Livraria Lello, Porto
This famous charm of the city was opened in the former Chardron library at the end of the 19th century. In the center of her room, the interior of which is made in the art nouveau style, there is a curved staircase with decorative wooden carvings, which is in harmony with the exquisite wall panels and columns. Stained glass windows with plant motifs and a glazed roof with the monogram of the store’s founder, José Lello, give the bookstore similarities with a temple.
Bart’s Books, California
Barth’s Books store – which is considered to be “the largest open-air bookstore in the world” – was founded in 1964 by Richard Bartinsdale. He left the bookcases outside to sell off the books he no longer needed. Passers-by could choose a book and leave money in a coffee can.

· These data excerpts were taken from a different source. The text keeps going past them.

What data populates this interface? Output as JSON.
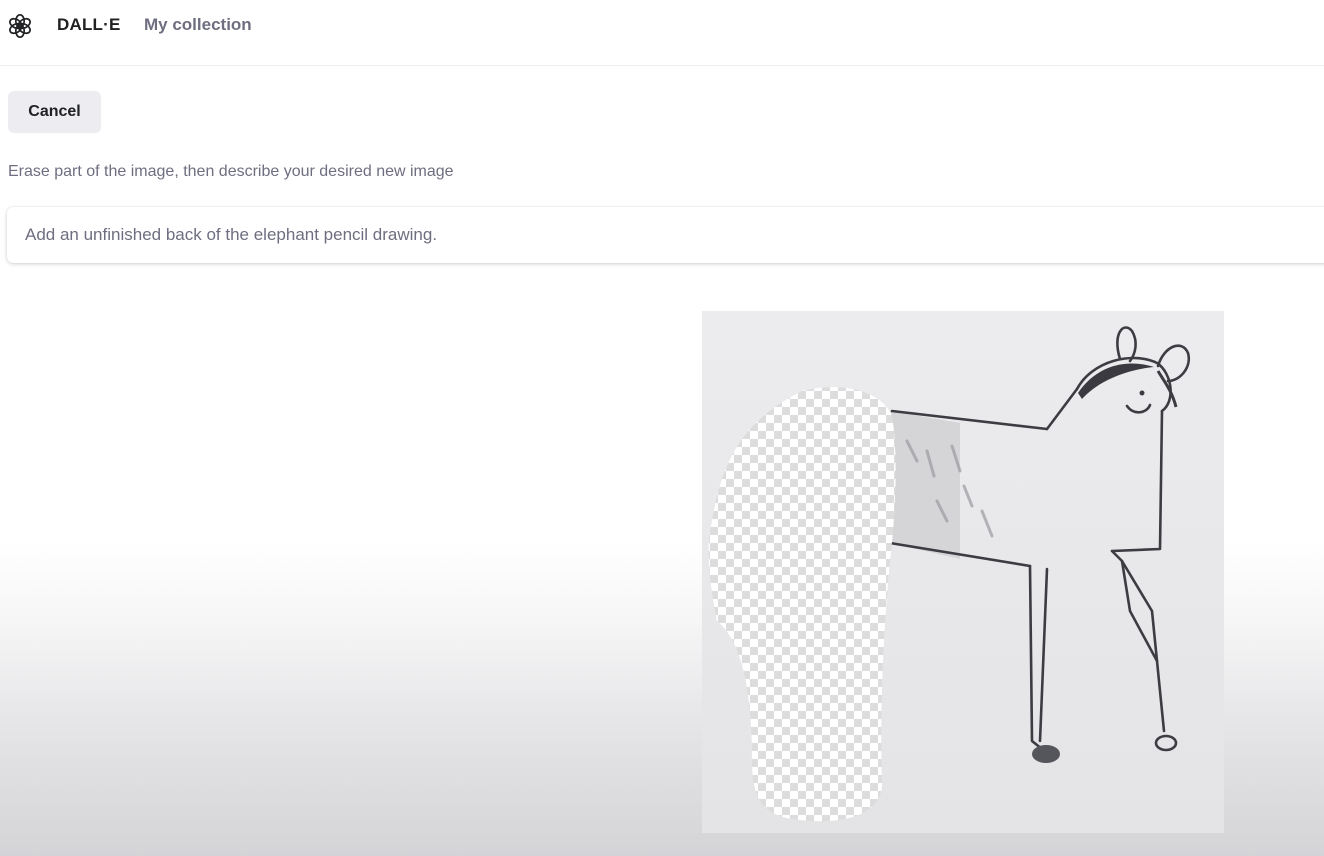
{
  "header": {
    "logo_icon": "openai-logo-icon",
    "brand": "DALL·E",
    "nav_link": "My collection"
  },
  "editor": {
    "cancel_label": "Cancel",
    "instruction": "Erase part of the image, then describe your desired new image",
    "prompt_value": "Add an unfinished back of the elephant pencil drawing."
  },
  "canvas": {
    "description_icon": "pencil-drawing-canvas",
    "erased_region_icon": "transparency-checkerboard"
  },
  "colors": {
    "text_primary": "#202123",
    "text_secondary": "#6e6e80",
    "button_bg": "#ececf1"
  }
}
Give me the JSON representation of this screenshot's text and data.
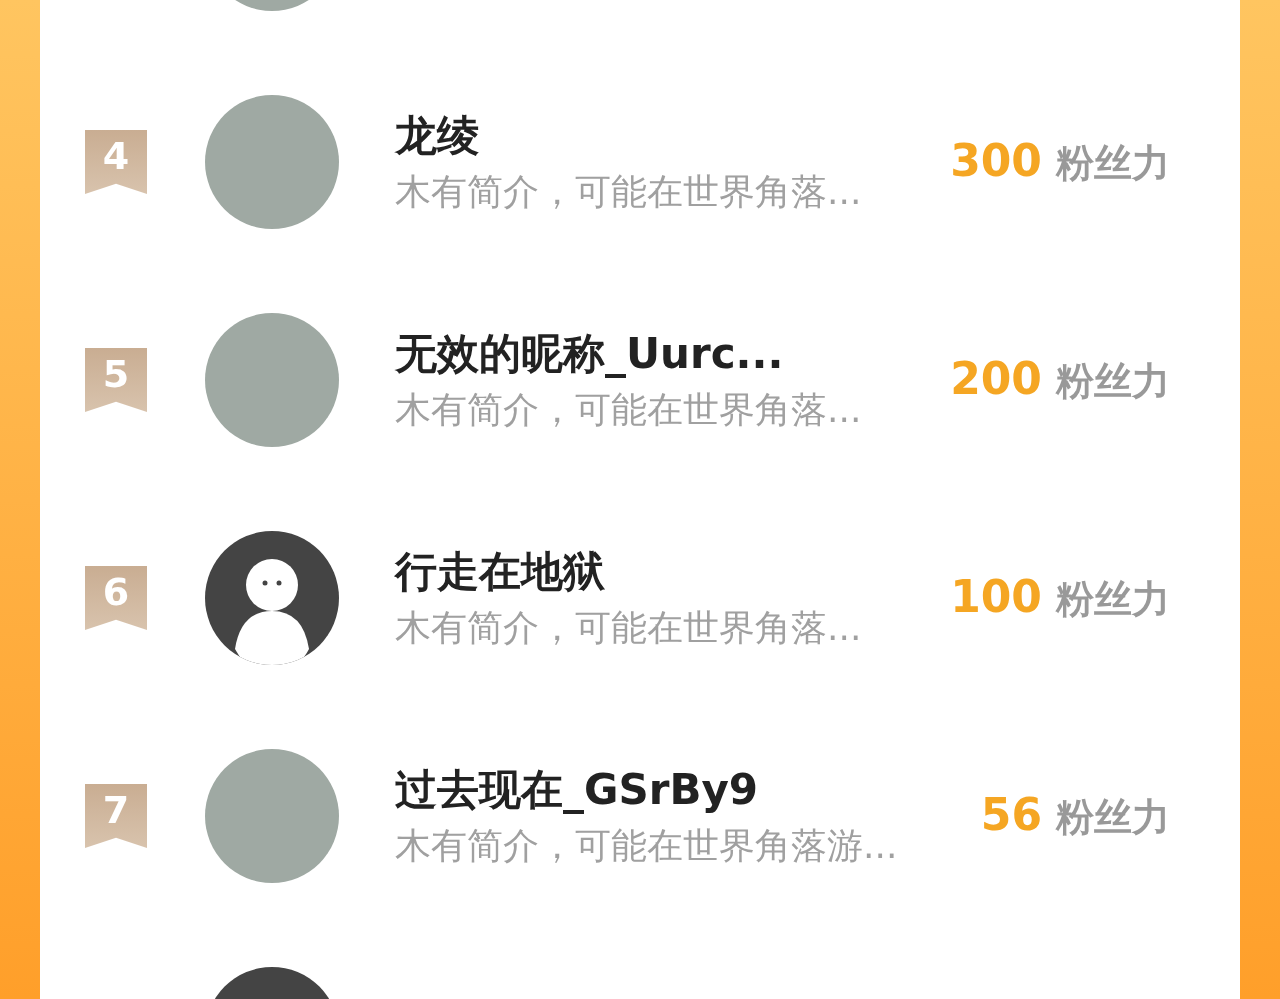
{
  "rows": [
    {
      "kind": "photo"
    },
    {
      "rank": "4",
      "kind": "photo",
      "name": "龙绫",
      "bio": "木有简介，可能在世界角落...",
      "score": "300",
      "unit": "粉丝力"
    },
    {
      "rank": "5",
      "kind": "photo",
      "name": "无效的昵称_Uurc...",
      "bio": "木有简介，可能在世界角落...",
      "score": "200",
      "unit": "粉丝力"
    },
    {
      "rank": "6",
      "kind": "default",
      "name": "行走在地狱",
      "bio": "木有简介，可能在世界角落...",
      "score": "100",
      "unit": "粉丝力"
    },
    {
      "rank": "7",
      "kind": "photo",
      "name": "过去现在_GSrBy9",
      "bio": "木有简介，可能在世界角落游...",
      "score": "56",
      "unit": "粉丝力"
    },
    {
      "kind": "blank"
    }
  ]
}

Now the bookstore has almost 1 million books, most of which are still sold under the “honest word of mouth” system. The bookstore is also known for its wonderful apple orchard, under the cover of which visitors enjoy reading.
Shakespeare & Company, Paris
“Down the old stairs you get into a room that looks more like a clothier’s shop.” These words of the Irish poet William Butler Yeats are quoted on the website of the store “Shakespeare and Company”, which is definitely a little more than a regular bookstore.
Named after the bookstore that Ezra Pound, Ernest Hemingway and James Joyce frequented in the 1920s, the shop on the left bank of the Seine is no less legendary.
In 1950, the American George Whitman opened the bookstore, and after his death in 2011, it became the property of his daughter Sylvia. The shop was a meeting place for writers of the “beatnik generation”, in particular, Allen Ginsberg and William Burroughs.
The owner allowed traveling artists and writers to stop in the shop, and also lent books to anyone who wanted to. Today, the walls of the bookstore preserve the spirit of the artists of the past.
Corso Como, Milan
The Corso Como shop, which hides behind an inconspicuous facade, combines a bookstore, a cafe, a hotel and a rooftop garden. The stylish design of the building instantly reveals the type of activity of its founder – the former editor-in-chief of Italian Vogue, Carla Sozzani.
Founded in 1991, the shop specializes in books on art, architecture and fashion displayed on designer furniture, creating an extraordinary haute couture flea market atmosphere.
Honesty Bookshop, Hay-on-Wye
The tiny Welsh town of Hay-on-Wye is a paradise for book lovers. An annual literary festival has been held here since 1988, which former US President Bill Clinton called “Woodstock for intellectuals”.
Along the narrow streets of the city there are more than 30 bookstores, the most amazing of which is a second-hand shop at the foot of the ancient Norman castle. Visitors can enjoy the view of the medieval building while sorting through the old volumes on the shelves near the castle entrance. All proceeds from the sale go to the restoration of the historical monument.